This year’s Word Festival 13 – 15 May welcomes a host of renowned Gaelic writers and poets to the University of Aberdeen. Following the success of the Gaelic strand of last year’s Word Festival programme, this year the University’s Celtic Studies Department has combined forces with the Word Festival and the Royal Mail Group to put on a full day Gaelic Festival on Saturday 14 May.
Highlights include:
· Angus Peter Campbell Aonghas Pàdraig Caimbeul author of An Oidhche Mus Do Sheòl Sinn – The Night Before we Sailed which was shortlisted for the 2004 Saltire Book of the Year Award and was runner up in the BBC’s Taghadh nan Leabhar in which the audience voted for their favourite Gaelic book.
· Aonghas MacNeacail – one of the finest poets writing in Gaelic today. Aonghas is a poet, journalist, resercher, broadcaster, scriptwriter and filmmaker.
· Moray Watson from the University of Aberdeen’s Celtic Studies Department who will pay tribute to the life and work of Iain Crichton Smith one of Scotland’s most important voices in literature.
Professor Bryan MacGregor, Vice-Principal and Head of College College of Arts and Social Sciences at the University of Aberdeen said:
‘The inclusion of a full day of Gaelic events at Word 05 builds on the success of last year's Gaelic events. The University, through its Celtic Studies Department and the Word Festival is delighted to be able to harness the energy and enthusiasm that there is for Gaelic literature and to provide a platform for promoting new and established Gaelic writers alongside some of the finest writers from across the UK and beyond.’
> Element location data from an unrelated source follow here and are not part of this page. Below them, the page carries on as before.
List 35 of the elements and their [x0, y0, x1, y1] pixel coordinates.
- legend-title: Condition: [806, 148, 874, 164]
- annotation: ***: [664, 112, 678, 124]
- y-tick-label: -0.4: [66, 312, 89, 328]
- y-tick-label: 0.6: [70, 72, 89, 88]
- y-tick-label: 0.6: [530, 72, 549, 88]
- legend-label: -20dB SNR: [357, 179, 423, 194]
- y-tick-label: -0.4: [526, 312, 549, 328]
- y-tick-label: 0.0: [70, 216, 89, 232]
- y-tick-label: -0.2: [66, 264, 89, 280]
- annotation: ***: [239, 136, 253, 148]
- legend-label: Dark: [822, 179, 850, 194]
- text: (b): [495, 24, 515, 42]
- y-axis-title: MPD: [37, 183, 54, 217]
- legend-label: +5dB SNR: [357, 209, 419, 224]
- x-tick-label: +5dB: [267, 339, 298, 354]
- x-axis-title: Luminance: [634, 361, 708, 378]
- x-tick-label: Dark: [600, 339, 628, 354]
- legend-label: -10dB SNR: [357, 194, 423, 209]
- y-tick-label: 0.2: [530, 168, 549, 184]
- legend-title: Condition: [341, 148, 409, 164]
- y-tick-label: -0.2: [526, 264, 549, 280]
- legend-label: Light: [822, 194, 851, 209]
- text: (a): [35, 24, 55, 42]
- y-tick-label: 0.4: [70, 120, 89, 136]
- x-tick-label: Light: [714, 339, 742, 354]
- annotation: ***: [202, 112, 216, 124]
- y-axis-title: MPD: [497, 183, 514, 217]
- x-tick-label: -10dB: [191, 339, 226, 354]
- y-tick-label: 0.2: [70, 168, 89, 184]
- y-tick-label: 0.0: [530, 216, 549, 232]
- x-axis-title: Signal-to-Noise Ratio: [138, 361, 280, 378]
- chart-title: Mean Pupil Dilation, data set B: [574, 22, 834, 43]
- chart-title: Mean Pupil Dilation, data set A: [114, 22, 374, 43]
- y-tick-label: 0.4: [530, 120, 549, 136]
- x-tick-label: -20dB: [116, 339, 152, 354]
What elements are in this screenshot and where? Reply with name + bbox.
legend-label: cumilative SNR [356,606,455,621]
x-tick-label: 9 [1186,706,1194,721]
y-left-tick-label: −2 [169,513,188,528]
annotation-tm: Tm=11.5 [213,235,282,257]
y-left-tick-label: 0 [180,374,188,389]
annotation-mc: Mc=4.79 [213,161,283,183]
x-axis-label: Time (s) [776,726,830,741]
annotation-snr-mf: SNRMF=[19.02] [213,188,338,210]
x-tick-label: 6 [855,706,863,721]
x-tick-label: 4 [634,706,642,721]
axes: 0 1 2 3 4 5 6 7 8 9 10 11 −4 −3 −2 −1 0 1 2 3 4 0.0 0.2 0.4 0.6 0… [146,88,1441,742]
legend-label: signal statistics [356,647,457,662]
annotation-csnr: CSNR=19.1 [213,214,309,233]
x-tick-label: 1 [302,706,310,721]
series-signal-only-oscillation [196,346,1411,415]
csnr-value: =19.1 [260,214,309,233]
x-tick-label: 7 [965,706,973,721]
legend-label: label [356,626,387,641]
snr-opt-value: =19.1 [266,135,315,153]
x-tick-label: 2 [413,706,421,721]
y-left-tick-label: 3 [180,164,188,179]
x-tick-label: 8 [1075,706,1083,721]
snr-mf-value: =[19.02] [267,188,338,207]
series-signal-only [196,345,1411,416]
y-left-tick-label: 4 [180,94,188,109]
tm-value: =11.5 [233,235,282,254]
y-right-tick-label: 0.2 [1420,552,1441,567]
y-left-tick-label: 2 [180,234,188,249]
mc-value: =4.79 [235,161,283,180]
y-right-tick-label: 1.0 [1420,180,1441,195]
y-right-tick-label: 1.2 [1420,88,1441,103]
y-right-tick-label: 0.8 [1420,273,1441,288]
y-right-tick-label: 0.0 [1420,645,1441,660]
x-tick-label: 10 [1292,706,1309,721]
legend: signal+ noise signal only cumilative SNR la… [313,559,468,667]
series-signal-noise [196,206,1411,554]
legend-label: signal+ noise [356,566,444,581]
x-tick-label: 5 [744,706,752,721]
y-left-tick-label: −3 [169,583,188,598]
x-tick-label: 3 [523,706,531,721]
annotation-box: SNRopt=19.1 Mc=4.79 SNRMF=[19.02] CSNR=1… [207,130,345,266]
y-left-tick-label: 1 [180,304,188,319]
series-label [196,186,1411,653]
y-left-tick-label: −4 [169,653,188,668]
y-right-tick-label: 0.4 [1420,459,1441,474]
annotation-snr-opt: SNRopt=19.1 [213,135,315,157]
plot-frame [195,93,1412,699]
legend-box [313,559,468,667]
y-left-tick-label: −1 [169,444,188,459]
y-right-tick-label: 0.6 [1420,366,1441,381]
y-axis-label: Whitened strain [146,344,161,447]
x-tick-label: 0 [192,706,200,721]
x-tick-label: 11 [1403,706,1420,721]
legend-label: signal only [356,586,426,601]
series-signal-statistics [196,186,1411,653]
Ian McKay, Scottish Affairs Director for Royal Mail Group said:
‘Royal Mail Group support a wide variety of community and education initiatives throughout Scotland and we touch the lives of everyone, through our postmen and woman delivering your mail, Parcelforce Worldwide taking your parcels right across the country and the network of Post Office branches you see on street corners.
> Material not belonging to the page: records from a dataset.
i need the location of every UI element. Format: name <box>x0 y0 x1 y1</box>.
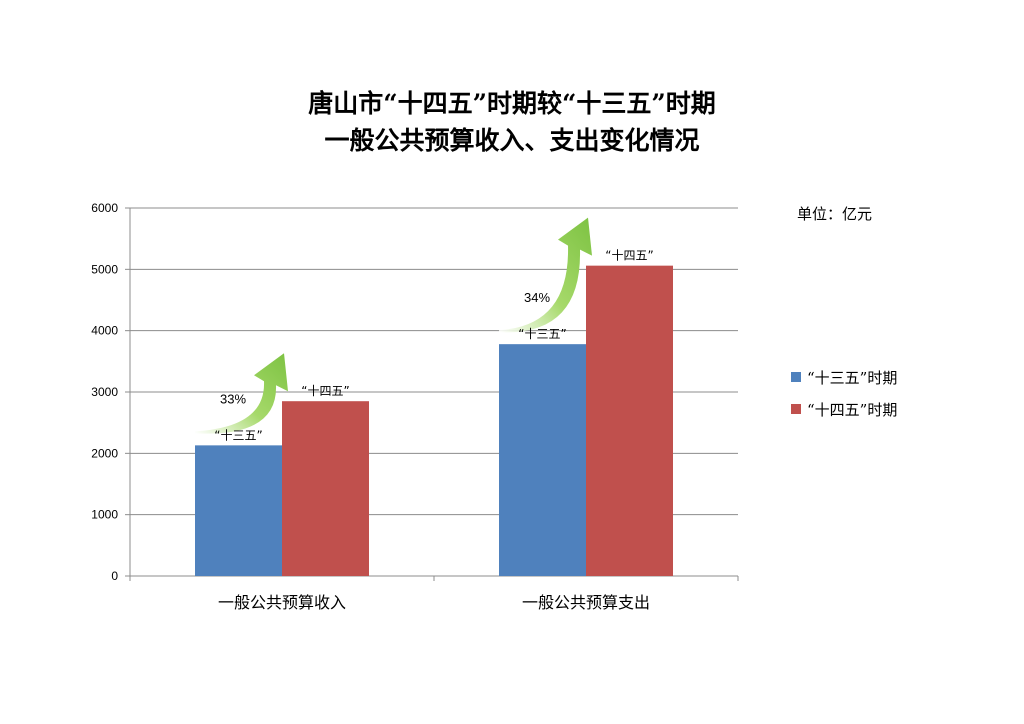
y-tick-label: 5000 <box>91 262 118 276</box>
y-tick-label: 4000 <box>91 324 118 338</box>
growth-percent-label: 33% <box>220 391 246 406</box>
legend-item-series-1: “十三五”时期 <box>791 369 897 387</box>
bar-labels: “十三五” “十四五” 33% “十三五” “十四五” 34% <box>214 249 653 443</box>
bar-shisiwu <box>282 401 369 576</box>
bar-label: “十三五” <box>518 327 566 341</box>
chart-title-line-2: 一般公共预算收入、支出变化情况 <box>324 126 699 155</box>
bar-label: “十四五” <box>301 384 349 398</box>
growth-arrows <box>195 217 592 434</box>
growth-percent-label: 34% <box>524 290 550 305</box>
bars <box>195 265 673 576</box>
legend-item-series-2: “十四五”时期 <box>791 401 897 419</box>
legend: “十三五”时期 “十四五”时期 <box>791 369 897 419</box>
growth-arrow <box>499 217 592 333</box>
y-tick-label: 2000 <box>91 446 118 460</box>
growth-arrow <box>195 353 288 434</box>
x-category-label: 一般公共预算支出 <box>522 593 650 612</box>
y-tick-label: 0 <box>111 569 118 583</box>
legend-swatch-series-1 <box>791 372 801 382</box>
chart-title-line-1: 唐山市“十四五”时期较“十三五”时期 <box>308 89 716 118</box>
y-tick-label: 1000 <box>91 508 118 522</box>
bar-shisanwu <box>195 445 282 576</box>
legend-label-series-1: “十三五”时期 <box>807 369 897 387</box>
x-category-labels: 一般公共预算收入 一般公共预算支出 <box>218 593 650 612</box>
bar-shisiwu <box>586 265 673 576</box>
bar-label: “十四五” <box>605 249 653 263</box>
legend-label-series-2: “十四五”时期 <box>807 401 897 419</box>
x-category-label: 一般公共预算收入 <box>218 593 346 612</box>
bar-shisanwu <box>499 344 586 576</box>
bar-label: “十三五” <box>214 428 262 442</box>
y-tick-label: 6000 <box>91 201 118 215</box>
unit-label: 单位：亿元 <box>797 205 872 223</box>
legend-swatch-series-2 <box>791 404 801 414</box>
y-tick-labels: 0 1000 2000 3000 4000 5000 6000 <box>91 201 118 583</box>
y-tick-label: 3000 <box>91 385 118 399</box>
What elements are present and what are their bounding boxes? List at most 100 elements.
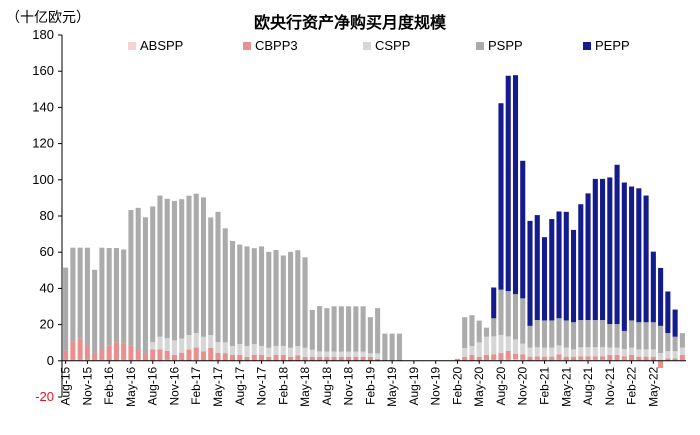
bar-cspp-71 (578, 347, 584, 357)
x-tick-label: Nov-20 (516, 366, 530, 405)
bar-cbpp3-13 (157, 349, 163, 361)
bar-pspp-12 (150, 206, 156, 343)
bar-pspp-79 (636, 322, 642, 350)
bar-cbpp3-20 (208, 347, 214, 361)
bar-cspp-39 (346, 351, 352, 357)
bar-pepp-79 (636, 188, 642, 323)
bar-cbpp3-26 (251, 355, 257, 361)
bar-pspp-41 (360, 306, 366, 352)
bar-abspp-62 (512, 359, 519, 361)
bar-cspp-38 (338, 351, 344, 357)
bar-cbpp3-33 (302, 356, 308, 361)
bar-pspp-69 (563, 320, 569, 348)
bar-cbpp3-0 (63, 350, 69, 360)
x-tick-label: Aug-18 (320, 366, 334, 405)
bar-pepp-73 (592, 178, 598, 321)
x-tick-label: Nov-21 (603, 366, 617, 405)
bar-cbpp3-28 (266, 356, 272, 361)
bar-pspp-20 (208, 217, 214, 336)
y-tick-label: 160 (32, 63, 54, 78)
legend-label-abspp: ABSPP (140, 38, 183, 53)
bar-cspp-69 (563, 347, 569, 357)
x-tick-label: May-18 (298, 366, 312, 406)
bar-cbpp3-43 (375, 358, 381, 361)
bar-pepp-69 (563, 211, 569, 321)
bar-cbpp3-16 (179, 353, 185, 361)
bar-pspp-30 (280, 255, 286, 346)
y-tick-label: 40 (40, 280, 54, 295)
bar-cbpp3-62 (512, 353, 519, 360)
bar-pepp-65 (534, 215, 540, 321)
bar-pspp-17 (186, 195, 192, 336)
bar-pspp-4 (92, 269, 98, 354)
bar-cspp-13 (157, 336, 163, 350)
bar-cbpp3-8 (121, 343, 127, 360)
bar-cspp-30 (280, 345, 286, 356)
bar-pspp-7 (113, 248, 119, 343)
bar-pspp-39 (346, 306, 352, 352)
bar-cspp-33 (302, 347, 308, 357)
y-tick-label: -20 (35, 389, 54, 404)
x-tick-label: Nov-17 (255, 366, 269, 405)
legend-label-pspp: PSPP (488, 38, 523, 53)
bar-cbpp3-1 (70, 341, 76, 360)
bar-pspp-9 (128, 210, 134, 346)
bar-cbpp3-38 (338, 356, 344, 361)
bar-pspp-38 (338, 306, 344, 352)
bar-pspp-43 (375, 308, 381, 354)
bar-cbpp3-68 (556, 354, 562, 360)
bar-pspp-31 (288, 251, 294, 348)
legend-label-pepp: PEPP (595, 38, 630, 53)
y-tick-label: 20 (40, 317, 54, 332)
bar-pspp-0 (63, 267, 69, 351)
bar-pepp-64 (527, 220, 533, 326)
bar-pspp-32 (295, 250, 301, 347)
bar-pepp-61 (505, 75, 511, 292)
bar-pepp-83 (665, 291, 671, 334)
bar-cspp-41 (360, 351, 366, 357)
bar-pspp-83 (665, 333, 671, 352)
bar-cbpp3-39 (346, 356, 352, 361)
x-tick-label: Feb-16 (102, 366, 116, 404)
bar-pspp-45 (389, 333, 395, 361)
bar-cspp-12 (150, 342, 156, 350)
x-tick-label: Feb-19 (363, 366, 377, 404)
x-tick-label: Aug-20 (494, 366, 508, 405)
bar-cbpp3-22 (222, 353, 228, 361)
bar-cbpp3-73 (592, 356, 598, 360)
bar-pspp-8 (121, 249, 127, 344)
bar-pspp-24 (237, 244, 243, 345)
legend-label-cspp: CSPP (375, 38, 410, 53)
x-tick-label: Aug-21 (581, 366, 595, 405)
bar-cspp-67 (549, 347, 555, 357)
bar-pspp-64 (527, 325, 533, 348)
legend-swatch-pspp (476, 42, 484, 50)
bar-cspp-65 (534, 347, 540, 357)
x-tick-label: Nov-19 (429, 366, 443, 405)
bar-cbpp3-57 (476, 356, 482, 361)
bar-cbpp3-63 (520, 354, 526, 360)
bar-pspp-33 (302, 257, 308, 348)
x-tick-label: May-21 (559, 366, 573, 406)
bar-cspp-68 (556, 345, 562, 355)
bar-pspp-62 (512, 294, 519, 340)
bar-pepp-60 (498, 103, 504, 290)
bar-pspp-23 (229, 240, 236, 346)
bar-cbpp3-18 (193, 347, 199, 361)
bar-pspp-28 (266, 251, 272, 348)
bar-pspp-37 (331, 306, 337, 352)
bar-pepp-63 (520, 160, 526, 299)
bar-pspp-78 (629, 320, 635, 348)
bar-pspp-13 (157, 195, 163, 337)
bar-cbpp3-30 (280, 355, 286, 361)
bar-pspp-34 (309, 309, 315, 350)
bar-cbpp3-37 (331, 356, 337, 361)
bar-cspp-36 (324, 351, 330, 357)
bar-pepp-76 (614, 164, 620, 325)
bar-cbpp3-82 (658, 360, 664, 369)
bar-pspp-6 (106, 248, 112, 346)
bar-cbpp3-27 (258, 355, 265, 361)
bar-pspp-11 (142, 217, 148, 354)
bar-pspp-66 (541, 320, 548, 348)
This is why we are delighted to support the Word Festival, particularly the Gaelic Festival. Whilst Gaelic has no legal status within Scotland, there is a growing cultural support for its survival and we believe as a large organisation that we should play a role in the education of the language and culture. We have supported several Gaelic sponsorships over the last few years and are continually looking for ways of not only supporting the language but of supporting those employees we have, who value the culture so much.’
Other Gaelic events programmed include a creative writing competition for schools which is to be judged by Runrig’s lead singer Donnie Munro (entries close 22 April) and the launch of the ‘Wee Book of Gaelic’. The creation of this ‘wee book’ follows last year’s Great Book of Gaelic An Leabhar Mòr exhibition at the Peacock Visual Arts Centre. Working with Gaelic writer Anne Lorne Gilles and visual artist Simon Fraser students from the Gaelic Medium Units in Aberdeen have created the illustrations included in this new book.
The Gaelic Festival will run for one day only on Saturday 14 May as part of the Word Festival. Events will take place in a marquee on King’s Lawn at the University of Aberdeen.